Wednesday, January 31, 2007

UN Oil for Food vs. US Iraq Reconstruction

I have always been a little bit curious about the way many Americans disparage the UN and look at it as a totally useless organization. One of their main targets has been the Oil for Food Program that ran in Iraq between 1995 and 2003, the program that allowed Iraq to sell a limited amount of its oil on the world market and in return receive humanitarian supplies (food/medicine) for its people. The most interesting thing about these criticisms is that a lot of them have been leveled at the same time as the gross malfeasance involved in the US Iraqi reconstruction effort. Let’s look at the two situations in context.

The Oil for Food program ran for eight years, a total of $64 billion in Iraqi oil was sold under its auspices and roughly $46 billion of this was used to provide humanitarian supplies for Iraq. Around $16 billion was used to pay reparations for Iraqi acts in their invasion of Kuwait and the rest of the money went to UN overhead (2.2%) and the cost of the UN weapons inspections in Iraq. Different investigations have claimed that Hussein was able to dupe the system through kickbacks and "surcharges" for somewhere between $1.5 billion (Volcker report), $1.8 billion (UN investigation result) and $4.4 billion (U.S.G.A.O. report). Additionally, Hussein was able to circumvent the system and sell more than $6 billion dollars worth of oil on the black market. That’s a lot of money and the kickbacks and other devices used by Hussein were made possible because of the lax oversight by the UN (and there was apparently fraud by some of the UN managers as well).
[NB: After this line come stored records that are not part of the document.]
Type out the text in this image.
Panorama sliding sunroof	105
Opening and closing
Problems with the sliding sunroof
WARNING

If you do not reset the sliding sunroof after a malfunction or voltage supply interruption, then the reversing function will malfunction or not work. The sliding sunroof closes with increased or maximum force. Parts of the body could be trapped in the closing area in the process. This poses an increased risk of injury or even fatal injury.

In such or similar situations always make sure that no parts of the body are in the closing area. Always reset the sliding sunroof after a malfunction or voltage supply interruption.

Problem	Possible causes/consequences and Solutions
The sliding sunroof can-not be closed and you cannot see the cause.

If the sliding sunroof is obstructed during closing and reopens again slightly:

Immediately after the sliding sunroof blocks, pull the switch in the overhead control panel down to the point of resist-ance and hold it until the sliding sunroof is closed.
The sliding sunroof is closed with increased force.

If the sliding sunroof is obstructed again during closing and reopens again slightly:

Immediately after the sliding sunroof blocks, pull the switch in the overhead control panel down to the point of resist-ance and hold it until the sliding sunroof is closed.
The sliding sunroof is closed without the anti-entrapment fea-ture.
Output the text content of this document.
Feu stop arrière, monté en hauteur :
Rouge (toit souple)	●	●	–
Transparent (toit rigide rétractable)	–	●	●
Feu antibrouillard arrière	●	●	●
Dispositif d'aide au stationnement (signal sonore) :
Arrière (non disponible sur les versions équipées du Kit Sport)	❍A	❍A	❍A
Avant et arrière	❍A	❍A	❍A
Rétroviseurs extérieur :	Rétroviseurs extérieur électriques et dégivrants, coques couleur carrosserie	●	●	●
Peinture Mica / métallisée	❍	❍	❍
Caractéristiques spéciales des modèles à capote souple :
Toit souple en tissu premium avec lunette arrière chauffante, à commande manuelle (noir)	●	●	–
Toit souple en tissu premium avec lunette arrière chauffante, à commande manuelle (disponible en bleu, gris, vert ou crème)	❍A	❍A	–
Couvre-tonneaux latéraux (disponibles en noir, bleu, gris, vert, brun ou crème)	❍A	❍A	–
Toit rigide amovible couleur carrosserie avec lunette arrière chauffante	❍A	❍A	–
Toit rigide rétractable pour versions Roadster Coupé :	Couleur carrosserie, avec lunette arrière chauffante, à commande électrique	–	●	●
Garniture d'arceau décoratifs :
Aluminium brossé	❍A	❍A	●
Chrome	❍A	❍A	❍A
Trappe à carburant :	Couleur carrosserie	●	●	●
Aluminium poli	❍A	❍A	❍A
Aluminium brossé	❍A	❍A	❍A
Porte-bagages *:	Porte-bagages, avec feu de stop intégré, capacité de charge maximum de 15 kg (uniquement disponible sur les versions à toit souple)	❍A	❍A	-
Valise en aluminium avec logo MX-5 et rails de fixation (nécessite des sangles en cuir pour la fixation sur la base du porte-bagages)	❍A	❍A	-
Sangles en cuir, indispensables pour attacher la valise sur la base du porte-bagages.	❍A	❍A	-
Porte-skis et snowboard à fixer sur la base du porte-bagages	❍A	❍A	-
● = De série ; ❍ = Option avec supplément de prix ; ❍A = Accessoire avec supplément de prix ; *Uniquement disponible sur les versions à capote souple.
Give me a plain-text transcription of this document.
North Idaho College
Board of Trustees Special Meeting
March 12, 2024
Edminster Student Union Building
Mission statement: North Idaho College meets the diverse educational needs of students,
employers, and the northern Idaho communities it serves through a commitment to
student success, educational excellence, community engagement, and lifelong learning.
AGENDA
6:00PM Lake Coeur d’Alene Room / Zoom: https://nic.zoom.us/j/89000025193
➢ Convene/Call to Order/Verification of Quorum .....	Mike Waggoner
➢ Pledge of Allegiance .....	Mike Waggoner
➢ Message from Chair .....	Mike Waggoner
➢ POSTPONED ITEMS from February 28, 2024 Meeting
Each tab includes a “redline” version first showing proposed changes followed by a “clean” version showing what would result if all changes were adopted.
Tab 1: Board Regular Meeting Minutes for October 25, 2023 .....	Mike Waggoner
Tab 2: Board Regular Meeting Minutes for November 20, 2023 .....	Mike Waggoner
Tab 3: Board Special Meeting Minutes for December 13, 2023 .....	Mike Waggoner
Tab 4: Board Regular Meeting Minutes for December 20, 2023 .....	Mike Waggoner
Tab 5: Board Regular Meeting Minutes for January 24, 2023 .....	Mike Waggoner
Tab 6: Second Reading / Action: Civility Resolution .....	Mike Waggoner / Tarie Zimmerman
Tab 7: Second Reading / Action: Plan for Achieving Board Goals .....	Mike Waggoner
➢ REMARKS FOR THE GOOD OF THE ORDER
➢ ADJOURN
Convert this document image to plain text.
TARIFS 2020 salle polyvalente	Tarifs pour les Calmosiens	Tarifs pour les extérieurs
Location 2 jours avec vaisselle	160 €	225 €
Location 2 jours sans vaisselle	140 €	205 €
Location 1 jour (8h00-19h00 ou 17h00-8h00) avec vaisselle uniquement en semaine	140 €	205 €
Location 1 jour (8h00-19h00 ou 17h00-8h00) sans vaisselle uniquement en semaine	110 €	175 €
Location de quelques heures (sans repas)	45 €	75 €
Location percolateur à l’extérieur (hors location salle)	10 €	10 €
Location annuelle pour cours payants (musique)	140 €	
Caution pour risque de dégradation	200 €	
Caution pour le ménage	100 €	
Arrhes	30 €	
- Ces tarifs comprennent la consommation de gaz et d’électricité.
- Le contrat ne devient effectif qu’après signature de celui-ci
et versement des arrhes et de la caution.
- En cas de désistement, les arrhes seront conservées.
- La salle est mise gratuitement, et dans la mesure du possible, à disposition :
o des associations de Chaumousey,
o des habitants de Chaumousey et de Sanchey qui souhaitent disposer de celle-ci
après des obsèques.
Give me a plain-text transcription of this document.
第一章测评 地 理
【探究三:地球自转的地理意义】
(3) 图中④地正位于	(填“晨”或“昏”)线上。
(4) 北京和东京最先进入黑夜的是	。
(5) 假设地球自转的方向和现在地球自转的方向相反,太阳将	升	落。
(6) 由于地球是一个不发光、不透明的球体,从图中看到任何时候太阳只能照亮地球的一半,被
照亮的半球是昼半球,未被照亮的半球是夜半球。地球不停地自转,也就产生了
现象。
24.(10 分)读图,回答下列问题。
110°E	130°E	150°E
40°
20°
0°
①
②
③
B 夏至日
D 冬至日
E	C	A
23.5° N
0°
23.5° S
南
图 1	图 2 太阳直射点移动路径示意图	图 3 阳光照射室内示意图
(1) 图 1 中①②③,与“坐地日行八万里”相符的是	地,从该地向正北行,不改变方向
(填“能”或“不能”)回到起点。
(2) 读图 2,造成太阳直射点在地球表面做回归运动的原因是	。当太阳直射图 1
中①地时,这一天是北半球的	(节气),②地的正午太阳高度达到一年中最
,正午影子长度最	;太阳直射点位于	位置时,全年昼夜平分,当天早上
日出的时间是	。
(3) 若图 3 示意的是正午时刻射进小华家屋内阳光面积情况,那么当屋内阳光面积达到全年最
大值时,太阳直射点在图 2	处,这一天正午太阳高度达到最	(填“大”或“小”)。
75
According to the UN report, a total of over 2,200 different companies, including corporations in the US, France, Germany and Russia paid the kickbacks to Hussein.

The malfeasance in the US reconstruction of Iraq is still clouded by the fog of war and incompetent book-keeping, but it is already becoming clear that much of the aid to Iraq has been thrown away with little to no oversight. In recent testimony, members of the Bush administration told lawmakers that up to $3 billion of the $22-25 billion earmarked for Iraqi reconstruction has been lost through fraud and abuse by private contractors (as reported on Voice of America). I want it to be clear that I’m using this number as the best one I could find—much of the investigations are ongoing and due to the nature of the spending (“bricks” of $100 bills being passed out to contractors for security at the Baghdad airport, for instance) an exact accounting of the waste will probably never be known. But even compared to the highest figure for Hussein’s abuses under Oil for Food ($4.4 billion out of $64 billion), the fraud in Iraq is much, much worse.

As a percentage of the Oil for Food program, 5/64ths (using the highest figure, rounding up and in billions) of the funds were fraudulently obtained by Hussein, or somwehere under 10% (again, rounding up liberally). If the lower Volcker figure of $1.5 billion is used, the waste is in the 3% range. In the US program in Iraq, if we take the $3 billion dollar figure and generously accept that $25 billion has been spent, then the fraud in Iraq has been around 3/25’s of the amount spent, or somewhere over 12%. And that doesn't even include the fact that anywhere between 12-40% of reconstruction costs were security--money that does no reconstruction at all!

So where is the outcry from the right? As I mentioned before, many Americans dislike the UN but the most vocal critics come from the Heritage Foundation and other right-leaning organizations that have pounded the UN for its mismanagement and fraud in various programs. And yet there is little to no demand from these organizations for more oversight and more investigations of the more substantial graft and corruption in US programs in Iraq. I’m not saying that the UN is blameless—it’s obvious from the above that some of the people running the program were involved in fraud and many were just negligent in their oversight of the oil for food program. But for those who crow about the efficiencies of the marketplace and the superiority of private corporations over the public sector, I think this is a pretty clear showing that even a UN program riddled with fraud can outperform US corporations in Iraqi reconstruction and aid.